I'm trying to setup a simple GANs training loop but am getting the following error:
RuntimeError: Trying to backward through the graph a second time (or directly access saved variables after they have already been freed). Saved intermediate values of the graph are freed when you call .backward() or autograd.grad(). Specify retain_graph=True if you need to backward through the graph a second time or if you need to access saved variables after calling backward.
for epoch in range(N_EPOCHS):
# gets data for the generator
for i, batch in enumerate(dataloader, 0):
# passing target images to the Discriminator
global_disc.zero_grad()
output_disc = global_disc(batch.to(device))
error_target = loss(output_disc, torch.ones(output_disc.shape).cuda())
error_target.backward()
# apply mask to the images
batch = apply_mask(batch)
# passes fake images to the Discriminator
global_output, local_output = gen(batch.to(device))
output_disc = global_disc(global_output.detach())
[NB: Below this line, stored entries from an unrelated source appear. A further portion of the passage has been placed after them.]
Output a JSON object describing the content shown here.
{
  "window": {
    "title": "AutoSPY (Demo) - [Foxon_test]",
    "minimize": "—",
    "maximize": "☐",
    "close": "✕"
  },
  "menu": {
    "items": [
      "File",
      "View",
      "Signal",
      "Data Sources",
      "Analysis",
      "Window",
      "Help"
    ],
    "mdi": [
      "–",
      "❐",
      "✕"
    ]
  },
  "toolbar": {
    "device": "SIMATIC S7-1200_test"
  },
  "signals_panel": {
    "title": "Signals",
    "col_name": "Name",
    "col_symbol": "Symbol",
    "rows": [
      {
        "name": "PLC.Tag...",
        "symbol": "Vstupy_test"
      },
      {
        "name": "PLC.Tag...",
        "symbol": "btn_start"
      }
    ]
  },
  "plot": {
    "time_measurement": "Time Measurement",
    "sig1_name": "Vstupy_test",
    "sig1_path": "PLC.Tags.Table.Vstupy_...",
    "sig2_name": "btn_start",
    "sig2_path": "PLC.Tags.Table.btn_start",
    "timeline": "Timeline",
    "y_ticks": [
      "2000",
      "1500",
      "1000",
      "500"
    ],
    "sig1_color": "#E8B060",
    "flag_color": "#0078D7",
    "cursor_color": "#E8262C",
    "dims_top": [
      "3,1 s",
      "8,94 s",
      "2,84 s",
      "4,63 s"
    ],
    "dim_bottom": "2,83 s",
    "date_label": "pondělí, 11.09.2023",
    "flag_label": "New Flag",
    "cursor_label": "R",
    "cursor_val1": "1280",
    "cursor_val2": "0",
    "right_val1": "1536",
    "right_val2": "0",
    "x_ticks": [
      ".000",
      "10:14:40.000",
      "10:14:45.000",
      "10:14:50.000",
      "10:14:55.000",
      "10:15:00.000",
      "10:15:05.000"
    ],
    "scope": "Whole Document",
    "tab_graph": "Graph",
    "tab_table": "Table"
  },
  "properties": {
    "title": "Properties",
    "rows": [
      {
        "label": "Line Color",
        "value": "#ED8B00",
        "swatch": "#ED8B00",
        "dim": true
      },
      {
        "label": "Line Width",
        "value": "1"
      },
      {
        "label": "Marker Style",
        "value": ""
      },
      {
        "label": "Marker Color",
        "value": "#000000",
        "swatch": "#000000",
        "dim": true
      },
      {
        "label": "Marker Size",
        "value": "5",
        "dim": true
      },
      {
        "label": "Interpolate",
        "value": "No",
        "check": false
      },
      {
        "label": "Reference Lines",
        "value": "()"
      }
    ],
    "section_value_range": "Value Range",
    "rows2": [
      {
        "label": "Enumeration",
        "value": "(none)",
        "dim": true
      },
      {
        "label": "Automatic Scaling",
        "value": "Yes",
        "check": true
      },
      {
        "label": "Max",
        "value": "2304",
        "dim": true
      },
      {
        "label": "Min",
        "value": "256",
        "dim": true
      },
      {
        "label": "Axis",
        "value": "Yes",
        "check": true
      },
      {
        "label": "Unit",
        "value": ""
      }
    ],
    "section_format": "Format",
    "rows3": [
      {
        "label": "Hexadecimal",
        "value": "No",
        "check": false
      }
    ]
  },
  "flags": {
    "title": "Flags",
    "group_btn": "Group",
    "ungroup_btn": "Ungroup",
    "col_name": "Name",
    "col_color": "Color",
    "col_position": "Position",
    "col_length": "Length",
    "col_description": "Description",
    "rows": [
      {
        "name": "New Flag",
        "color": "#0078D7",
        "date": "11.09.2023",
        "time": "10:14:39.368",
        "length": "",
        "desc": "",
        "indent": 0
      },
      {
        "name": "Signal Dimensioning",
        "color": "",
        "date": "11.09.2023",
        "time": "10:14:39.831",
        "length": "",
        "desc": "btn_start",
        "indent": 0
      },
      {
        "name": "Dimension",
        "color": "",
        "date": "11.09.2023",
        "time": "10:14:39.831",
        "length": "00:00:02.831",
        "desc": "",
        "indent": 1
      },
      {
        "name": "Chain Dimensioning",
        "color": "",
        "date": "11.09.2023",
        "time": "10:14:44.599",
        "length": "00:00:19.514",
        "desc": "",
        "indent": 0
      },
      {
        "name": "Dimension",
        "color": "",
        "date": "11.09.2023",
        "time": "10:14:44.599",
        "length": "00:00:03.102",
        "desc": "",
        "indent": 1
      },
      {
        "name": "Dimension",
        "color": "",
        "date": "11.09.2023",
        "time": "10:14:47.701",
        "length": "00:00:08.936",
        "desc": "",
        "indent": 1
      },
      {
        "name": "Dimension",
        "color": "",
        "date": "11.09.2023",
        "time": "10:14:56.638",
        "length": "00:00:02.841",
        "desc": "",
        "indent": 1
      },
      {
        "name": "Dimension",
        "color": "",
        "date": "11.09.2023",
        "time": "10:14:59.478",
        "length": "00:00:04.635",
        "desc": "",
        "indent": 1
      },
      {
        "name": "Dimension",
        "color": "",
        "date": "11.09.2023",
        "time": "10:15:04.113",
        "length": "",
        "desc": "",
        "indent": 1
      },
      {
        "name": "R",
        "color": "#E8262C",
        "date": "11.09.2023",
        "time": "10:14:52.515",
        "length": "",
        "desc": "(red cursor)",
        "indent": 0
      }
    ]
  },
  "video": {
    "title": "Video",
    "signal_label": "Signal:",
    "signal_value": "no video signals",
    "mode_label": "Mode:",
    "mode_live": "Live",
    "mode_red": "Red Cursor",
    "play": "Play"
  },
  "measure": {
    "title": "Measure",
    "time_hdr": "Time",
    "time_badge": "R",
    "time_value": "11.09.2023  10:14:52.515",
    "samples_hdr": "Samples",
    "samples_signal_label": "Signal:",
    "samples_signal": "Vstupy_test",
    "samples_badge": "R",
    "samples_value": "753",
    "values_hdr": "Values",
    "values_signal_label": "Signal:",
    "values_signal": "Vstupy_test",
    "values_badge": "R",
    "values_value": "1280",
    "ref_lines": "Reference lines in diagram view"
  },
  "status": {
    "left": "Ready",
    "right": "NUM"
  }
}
error_fake = loss(output_disc, torch.zeros(output_disc.shape).to(device))
error_fake.backward()
# combines the errors
error_total = error_target + error_fake
optimizer_disc.step()
# updates the generator
gen.zero_grad()
error_gen = loss(output_disc, torch.ones(output_disc.shape).to(device))
error_gen.backward()
optimizer_gen.step()
break
break
As far as I can tell, I have the operations in the right order, I'm zeroing out the gradients, and I'm detaching the output of the generator before it goes into discriminator.
This article was helpful but I'm still running into something I don't understand.